Dem Senat ist, wie in der mündlichen Verhandlung einvernehmlich erörtert, aus anderen
Verfahren bekannt, dass die Beklagte ihren Kunden im Laufe des Jahres 2005 eine
neue Softwareversion 7.02 zur Verfügung gestellt hat. Bei ihr wird mit dem
Tagesabschluss ein Dokument ausgedruckt, welches die wertdeklarierten Pakete mit 1-
Z-Nummern und Wertangabe enthält ("High Value Report"). Ein Exemplar hiervon
übergibt der Versender zusammen mit den wertdeklarierten Paketen dem Fahrer. Bei
Paketen mit einem Wert von mehr als 2.500 € übergibt der Fahrer dem Schichtleiter im
Abholcenter die Pakete persönlich. Im Abholcenter gibt es zwar keine EDV-mäßige
Überprüfung der Wertpakete; es findet allerdings eine stichprobenartige Überprüfung
statt, ob die beschriebene Verfahrensweise eingehalten wird. Darüber hinaus gibt es
seit der Softwareversion 7.02 auch den sogenannten "High Value Alert". Die von der
Beklagten verwendete Software filtert hierbei von den von den Kunden
fernübertragenen Daten (Detail-Section) die wertdeklarierten Pakete heraus und ordnet
sie den jeweiligen Zustellcentern zu.
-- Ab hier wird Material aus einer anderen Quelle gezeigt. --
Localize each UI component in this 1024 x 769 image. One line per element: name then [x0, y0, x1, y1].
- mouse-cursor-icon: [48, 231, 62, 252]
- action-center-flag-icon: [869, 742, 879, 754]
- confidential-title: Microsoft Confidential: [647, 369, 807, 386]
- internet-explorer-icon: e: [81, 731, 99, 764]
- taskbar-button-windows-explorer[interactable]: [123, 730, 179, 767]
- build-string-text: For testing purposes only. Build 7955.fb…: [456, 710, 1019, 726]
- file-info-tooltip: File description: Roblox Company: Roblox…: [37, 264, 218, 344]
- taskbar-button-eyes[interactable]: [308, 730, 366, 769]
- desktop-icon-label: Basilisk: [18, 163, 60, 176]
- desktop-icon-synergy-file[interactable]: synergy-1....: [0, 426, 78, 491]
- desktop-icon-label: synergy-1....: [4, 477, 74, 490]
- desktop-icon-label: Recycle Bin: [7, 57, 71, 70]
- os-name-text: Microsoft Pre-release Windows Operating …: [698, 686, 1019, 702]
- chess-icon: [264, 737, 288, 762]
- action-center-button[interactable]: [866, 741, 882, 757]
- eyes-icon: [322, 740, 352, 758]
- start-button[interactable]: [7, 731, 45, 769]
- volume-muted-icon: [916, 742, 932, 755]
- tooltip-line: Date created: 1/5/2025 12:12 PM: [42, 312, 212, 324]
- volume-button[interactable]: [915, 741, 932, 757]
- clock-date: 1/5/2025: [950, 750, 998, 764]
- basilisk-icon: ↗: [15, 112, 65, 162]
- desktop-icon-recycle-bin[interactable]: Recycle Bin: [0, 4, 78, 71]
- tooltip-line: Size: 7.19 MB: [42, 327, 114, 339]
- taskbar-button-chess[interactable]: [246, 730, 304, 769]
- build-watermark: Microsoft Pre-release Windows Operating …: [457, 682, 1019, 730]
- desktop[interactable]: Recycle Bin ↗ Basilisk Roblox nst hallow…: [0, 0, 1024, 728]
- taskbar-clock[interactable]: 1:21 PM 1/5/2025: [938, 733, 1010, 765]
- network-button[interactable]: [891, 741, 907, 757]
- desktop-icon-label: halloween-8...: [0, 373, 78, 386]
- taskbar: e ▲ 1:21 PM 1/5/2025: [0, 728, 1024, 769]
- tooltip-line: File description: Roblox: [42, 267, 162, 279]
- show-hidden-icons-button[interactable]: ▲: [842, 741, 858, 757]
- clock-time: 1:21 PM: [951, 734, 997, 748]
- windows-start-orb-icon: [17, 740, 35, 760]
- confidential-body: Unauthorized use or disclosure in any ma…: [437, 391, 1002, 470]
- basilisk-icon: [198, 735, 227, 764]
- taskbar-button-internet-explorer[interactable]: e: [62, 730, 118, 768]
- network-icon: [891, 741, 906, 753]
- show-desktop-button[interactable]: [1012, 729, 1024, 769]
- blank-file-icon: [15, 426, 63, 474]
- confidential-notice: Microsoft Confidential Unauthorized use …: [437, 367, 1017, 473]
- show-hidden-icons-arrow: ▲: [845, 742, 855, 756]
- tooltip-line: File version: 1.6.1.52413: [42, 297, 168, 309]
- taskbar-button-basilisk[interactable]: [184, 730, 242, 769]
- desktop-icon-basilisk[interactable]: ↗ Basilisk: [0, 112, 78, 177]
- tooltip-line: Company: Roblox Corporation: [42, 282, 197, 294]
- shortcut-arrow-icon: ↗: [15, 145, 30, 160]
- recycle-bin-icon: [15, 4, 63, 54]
Dort können täglich die für diese Niederlassung
bestimmten wertdeklarierten Pakete abgefragt und der Eingang überwacht werden. Dies
ermöglicht eine zeitnahe Rückverfolgung der Pakete und die Eingrenzung der
Verluststelle. Dieses Verfahren gilt jedoch nicht bei grenzüberschreitenden Transporten.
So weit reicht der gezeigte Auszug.